Net voor het programma begon, liep een mysterieuze meneer met zilveren haar het kleine stadstheater binnen. Aan zijn zijde een mevrouw met pretogen. In het schemerdonker herkende ik hen eerst niet. Later kwam hij met uitgestoken hand op mij af. Het was Rienk Kruiderink, die samen met zijn vrouw Roos naar de voordrachten kwam luisteren. In geen tien jaar had ik hen gezien. Was hij gestopt met schrijven? Nee, helemaal niet. Hij nodigde me uit voor de presentatie van zijn nieuwe bundel, ‘Personages’, enkele weken later, in het dorpskerkje van Huizum.

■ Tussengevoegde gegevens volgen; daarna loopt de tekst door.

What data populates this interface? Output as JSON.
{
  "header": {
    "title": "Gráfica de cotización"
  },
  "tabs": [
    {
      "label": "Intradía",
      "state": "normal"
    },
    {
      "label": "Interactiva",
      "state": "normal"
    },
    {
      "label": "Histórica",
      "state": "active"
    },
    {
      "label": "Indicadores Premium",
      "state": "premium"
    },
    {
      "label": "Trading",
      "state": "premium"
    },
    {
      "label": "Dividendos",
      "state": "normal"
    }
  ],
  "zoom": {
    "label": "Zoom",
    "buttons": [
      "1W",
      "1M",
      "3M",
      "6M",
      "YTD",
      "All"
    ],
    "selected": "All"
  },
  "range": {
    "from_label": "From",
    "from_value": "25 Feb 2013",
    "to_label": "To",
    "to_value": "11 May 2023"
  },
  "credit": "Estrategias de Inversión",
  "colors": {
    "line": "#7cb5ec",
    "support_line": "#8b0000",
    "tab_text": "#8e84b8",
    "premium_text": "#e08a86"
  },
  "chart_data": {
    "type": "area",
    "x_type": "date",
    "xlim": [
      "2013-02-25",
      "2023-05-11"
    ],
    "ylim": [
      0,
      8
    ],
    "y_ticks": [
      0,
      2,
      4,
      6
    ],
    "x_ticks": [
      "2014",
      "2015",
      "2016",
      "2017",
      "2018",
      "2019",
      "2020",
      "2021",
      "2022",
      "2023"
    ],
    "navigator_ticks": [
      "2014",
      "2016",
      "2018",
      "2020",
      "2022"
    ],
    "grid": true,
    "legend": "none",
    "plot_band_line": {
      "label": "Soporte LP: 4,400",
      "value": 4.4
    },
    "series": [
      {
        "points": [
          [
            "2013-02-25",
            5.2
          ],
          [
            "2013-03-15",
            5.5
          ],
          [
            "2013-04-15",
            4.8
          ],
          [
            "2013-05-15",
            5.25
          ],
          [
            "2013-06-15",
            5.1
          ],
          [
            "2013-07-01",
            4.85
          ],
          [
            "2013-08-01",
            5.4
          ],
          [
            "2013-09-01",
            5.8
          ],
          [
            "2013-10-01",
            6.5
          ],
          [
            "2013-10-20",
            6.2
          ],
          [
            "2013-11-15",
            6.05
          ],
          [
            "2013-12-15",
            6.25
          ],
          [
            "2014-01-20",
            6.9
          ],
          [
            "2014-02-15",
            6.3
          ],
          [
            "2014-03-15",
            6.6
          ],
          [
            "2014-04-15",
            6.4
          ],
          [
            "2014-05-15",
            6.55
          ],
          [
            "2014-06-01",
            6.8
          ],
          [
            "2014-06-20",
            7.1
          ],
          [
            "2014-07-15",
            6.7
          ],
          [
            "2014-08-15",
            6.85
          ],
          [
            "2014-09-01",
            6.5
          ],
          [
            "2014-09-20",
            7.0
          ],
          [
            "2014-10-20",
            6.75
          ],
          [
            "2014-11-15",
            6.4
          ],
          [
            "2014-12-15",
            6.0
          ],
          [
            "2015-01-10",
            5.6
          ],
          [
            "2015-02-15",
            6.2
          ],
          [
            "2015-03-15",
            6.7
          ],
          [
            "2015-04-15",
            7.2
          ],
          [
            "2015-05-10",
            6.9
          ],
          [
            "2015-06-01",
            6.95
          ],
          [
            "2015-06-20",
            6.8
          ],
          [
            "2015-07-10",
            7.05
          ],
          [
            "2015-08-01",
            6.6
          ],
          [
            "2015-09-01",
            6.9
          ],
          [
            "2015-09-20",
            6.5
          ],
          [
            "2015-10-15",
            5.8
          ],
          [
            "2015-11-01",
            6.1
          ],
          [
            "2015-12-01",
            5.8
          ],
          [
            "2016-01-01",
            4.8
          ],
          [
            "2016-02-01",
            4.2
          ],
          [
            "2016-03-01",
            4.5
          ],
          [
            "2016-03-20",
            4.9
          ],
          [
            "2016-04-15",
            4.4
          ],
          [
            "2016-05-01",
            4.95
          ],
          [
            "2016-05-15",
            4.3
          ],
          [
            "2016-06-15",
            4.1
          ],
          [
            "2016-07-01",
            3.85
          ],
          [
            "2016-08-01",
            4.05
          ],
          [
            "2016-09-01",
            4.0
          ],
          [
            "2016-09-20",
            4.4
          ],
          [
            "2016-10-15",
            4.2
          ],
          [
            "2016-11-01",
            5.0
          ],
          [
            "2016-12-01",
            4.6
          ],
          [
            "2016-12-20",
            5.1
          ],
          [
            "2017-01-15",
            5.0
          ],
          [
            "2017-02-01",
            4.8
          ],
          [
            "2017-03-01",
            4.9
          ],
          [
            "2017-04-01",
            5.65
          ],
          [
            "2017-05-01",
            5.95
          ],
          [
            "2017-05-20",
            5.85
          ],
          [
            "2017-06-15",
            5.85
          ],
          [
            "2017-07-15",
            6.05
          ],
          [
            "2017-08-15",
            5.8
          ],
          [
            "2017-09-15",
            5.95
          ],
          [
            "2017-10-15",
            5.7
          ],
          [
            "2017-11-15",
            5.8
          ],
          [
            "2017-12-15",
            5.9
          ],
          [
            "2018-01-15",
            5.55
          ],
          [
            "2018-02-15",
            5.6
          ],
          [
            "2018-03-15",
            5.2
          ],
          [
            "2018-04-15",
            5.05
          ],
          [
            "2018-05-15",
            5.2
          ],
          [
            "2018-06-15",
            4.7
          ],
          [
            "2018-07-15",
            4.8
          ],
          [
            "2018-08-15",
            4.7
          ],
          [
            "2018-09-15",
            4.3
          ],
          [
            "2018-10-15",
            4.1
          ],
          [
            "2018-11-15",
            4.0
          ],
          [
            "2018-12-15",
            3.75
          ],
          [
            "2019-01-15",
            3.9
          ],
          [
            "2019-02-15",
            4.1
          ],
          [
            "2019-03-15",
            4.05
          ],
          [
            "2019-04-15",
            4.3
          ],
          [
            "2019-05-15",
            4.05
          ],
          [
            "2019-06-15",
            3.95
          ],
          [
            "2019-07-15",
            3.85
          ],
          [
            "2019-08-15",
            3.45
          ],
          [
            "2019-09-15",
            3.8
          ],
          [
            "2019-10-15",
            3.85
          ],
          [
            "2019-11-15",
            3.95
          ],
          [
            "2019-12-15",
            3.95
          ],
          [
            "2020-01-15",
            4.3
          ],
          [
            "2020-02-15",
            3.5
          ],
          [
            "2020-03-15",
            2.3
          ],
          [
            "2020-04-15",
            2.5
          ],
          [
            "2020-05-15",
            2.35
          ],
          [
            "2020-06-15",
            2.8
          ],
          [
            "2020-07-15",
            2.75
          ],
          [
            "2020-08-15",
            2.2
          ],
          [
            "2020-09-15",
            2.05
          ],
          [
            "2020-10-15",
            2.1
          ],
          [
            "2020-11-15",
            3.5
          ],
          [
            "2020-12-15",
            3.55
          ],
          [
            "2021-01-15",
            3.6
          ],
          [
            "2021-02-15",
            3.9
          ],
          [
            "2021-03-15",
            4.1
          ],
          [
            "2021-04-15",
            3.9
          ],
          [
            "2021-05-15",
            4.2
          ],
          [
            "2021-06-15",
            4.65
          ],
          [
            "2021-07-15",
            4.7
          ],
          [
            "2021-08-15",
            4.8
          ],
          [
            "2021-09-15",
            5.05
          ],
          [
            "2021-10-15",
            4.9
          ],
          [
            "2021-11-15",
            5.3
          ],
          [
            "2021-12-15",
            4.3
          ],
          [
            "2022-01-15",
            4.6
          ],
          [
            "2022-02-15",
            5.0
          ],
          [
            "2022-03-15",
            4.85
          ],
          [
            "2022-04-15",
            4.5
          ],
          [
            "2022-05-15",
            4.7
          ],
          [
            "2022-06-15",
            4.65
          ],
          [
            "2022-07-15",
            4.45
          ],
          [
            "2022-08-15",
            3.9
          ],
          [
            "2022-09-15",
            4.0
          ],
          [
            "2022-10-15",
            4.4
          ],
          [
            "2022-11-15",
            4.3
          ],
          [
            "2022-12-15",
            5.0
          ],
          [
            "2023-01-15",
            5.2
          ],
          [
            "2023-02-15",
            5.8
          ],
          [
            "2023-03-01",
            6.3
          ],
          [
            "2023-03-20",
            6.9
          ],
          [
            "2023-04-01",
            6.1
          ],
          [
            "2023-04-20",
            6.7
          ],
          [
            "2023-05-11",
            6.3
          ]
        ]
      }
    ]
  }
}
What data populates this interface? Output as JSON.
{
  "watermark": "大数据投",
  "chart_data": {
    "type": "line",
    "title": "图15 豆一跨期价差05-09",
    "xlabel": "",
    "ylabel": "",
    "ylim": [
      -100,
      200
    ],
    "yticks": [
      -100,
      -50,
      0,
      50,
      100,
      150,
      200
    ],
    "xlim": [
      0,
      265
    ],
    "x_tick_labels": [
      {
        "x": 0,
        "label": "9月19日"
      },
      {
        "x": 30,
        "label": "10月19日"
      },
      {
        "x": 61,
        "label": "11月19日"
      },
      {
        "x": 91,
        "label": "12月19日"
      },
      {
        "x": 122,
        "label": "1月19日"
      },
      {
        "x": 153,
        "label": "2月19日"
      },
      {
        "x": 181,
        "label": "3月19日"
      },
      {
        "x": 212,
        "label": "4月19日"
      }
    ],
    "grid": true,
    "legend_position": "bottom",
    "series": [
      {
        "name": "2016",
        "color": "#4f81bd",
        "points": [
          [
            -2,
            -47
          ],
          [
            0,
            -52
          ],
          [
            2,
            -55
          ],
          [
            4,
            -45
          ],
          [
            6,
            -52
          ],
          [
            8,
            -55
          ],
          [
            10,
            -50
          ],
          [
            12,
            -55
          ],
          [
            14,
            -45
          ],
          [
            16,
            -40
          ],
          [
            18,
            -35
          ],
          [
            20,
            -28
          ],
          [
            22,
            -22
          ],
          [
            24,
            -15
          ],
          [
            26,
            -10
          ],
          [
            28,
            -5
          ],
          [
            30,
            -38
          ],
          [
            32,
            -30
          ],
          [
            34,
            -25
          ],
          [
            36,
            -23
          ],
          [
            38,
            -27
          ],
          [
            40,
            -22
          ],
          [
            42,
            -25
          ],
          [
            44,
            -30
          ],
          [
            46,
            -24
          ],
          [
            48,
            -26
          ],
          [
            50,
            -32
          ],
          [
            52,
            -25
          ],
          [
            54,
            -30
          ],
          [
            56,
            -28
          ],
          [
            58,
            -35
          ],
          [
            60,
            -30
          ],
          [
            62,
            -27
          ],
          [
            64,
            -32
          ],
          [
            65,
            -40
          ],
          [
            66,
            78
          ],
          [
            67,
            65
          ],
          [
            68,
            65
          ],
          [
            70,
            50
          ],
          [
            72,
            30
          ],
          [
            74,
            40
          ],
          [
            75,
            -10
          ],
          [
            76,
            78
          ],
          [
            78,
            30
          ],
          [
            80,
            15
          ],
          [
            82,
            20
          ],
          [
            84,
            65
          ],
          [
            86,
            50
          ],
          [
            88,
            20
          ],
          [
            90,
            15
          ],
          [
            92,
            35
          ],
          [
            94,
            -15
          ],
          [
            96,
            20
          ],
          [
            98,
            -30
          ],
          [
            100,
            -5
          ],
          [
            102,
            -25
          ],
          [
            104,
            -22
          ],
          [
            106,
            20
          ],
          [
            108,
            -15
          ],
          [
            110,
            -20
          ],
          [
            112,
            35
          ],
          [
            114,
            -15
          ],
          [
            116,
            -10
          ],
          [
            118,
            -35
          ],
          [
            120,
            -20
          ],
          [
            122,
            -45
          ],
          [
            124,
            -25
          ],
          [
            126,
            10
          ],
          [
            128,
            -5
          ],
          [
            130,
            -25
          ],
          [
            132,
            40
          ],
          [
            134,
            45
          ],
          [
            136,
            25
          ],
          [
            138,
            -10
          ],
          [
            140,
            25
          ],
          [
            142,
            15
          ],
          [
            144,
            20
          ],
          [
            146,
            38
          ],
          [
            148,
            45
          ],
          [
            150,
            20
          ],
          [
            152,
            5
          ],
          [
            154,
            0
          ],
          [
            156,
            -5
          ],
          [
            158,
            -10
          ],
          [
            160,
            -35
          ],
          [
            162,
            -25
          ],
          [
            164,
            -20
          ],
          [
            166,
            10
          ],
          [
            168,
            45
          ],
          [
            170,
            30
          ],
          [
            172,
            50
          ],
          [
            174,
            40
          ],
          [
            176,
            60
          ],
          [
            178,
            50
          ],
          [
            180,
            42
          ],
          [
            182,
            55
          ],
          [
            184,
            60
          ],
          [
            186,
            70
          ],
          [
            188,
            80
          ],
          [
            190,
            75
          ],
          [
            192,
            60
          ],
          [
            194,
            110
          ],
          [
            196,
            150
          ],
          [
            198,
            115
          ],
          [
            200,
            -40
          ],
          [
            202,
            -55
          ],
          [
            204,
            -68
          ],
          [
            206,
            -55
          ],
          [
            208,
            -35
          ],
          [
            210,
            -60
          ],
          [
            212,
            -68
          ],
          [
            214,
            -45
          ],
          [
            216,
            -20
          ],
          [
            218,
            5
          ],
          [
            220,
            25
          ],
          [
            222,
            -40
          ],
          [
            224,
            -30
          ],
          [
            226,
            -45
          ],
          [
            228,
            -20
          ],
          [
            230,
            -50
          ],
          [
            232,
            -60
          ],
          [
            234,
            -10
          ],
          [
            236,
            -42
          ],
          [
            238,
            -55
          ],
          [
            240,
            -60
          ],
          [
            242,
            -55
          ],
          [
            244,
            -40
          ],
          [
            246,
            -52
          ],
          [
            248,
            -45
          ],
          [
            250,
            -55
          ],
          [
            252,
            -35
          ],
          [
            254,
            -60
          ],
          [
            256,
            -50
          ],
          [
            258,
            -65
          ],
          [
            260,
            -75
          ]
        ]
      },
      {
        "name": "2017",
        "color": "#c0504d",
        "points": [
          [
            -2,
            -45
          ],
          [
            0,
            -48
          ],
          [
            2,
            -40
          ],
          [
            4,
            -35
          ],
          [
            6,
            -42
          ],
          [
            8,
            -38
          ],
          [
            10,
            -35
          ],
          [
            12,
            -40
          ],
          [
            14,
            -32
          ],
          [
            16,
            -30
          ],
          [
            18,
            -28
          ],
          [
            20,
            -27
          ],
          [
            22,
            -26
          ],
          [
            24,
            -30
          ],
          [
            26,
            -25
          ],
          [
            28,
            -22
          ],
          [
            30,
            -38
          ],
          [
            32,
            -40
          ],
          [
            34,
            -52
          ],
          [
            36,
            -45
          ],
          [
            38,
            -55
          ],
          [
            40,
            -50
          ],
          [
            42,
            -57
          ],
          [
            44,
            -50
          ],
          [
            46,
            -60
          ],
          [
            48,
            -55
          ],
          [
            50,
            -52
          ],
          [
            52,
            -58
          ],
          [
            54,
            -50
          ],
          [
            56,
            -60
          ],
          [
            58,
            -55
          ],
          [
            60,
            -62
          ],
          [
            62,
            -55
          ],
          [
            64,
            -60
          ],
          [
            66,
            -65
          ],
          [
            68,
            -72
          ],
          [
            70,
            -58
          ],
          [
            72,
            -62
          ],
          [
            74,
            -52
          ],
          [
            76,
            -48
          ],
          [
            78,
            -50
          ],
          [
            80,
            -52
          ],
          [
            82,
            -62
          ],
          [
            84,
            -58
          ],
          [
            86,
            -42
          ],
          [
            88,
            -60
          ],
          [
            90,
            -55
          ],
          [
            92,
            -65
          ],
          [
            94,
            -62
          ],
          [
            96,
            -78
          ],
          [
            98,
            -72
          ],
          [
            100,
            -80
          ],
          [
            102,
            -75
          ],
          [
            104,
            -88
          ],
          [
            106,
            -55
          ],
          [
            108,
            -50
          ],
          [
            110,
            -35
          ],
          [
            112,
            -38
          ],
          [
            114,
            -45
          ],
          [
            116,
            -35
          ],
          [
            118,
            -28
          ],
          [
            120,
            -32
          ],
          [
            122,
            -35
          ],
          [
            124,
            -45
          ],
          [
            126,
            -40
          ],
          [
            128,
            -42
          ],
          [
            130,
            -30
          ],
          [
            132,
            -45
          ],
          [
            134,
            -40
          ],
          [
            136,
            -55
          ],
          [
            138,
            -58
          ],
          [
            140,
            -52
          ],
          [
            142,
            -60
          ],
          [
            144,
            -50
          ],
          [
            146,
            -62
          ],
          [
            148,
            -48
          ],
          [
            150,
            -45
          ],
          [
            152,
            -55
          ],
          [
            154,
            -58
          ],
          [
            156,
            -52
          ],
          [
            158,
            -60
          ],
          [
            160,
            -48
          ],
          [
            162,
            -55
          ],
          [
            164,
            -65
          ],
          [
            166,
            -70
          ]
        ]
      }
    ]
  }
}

Van Kruiderink heb ik geen andere bundels gelezen, alhoewel ik ‘Dijklichamen / Dyklichems’ wel eens heb doorgekeken toen ik stage liep bij een uitgeverij, en zo nu en dan kwam ik gedichten tegen in het wild, los, in een blad of op poëzieroute: zo schreef hij het gedicht ‘Boom’ voor de bundel ‘Poëtisch Leeuwarden’. De laatste bundel van voor ‘Personages’ heet ‘Besmettelijk Waaien’ en verscheen in 2004 bij de Groninger uitgeverij kleine Uil.

 

Een man en een vrouw

zijn één

Een man en een vrouw en een merel

zijn één

(Wallace Stevens, “Dertien uitzichten op een merel IV”)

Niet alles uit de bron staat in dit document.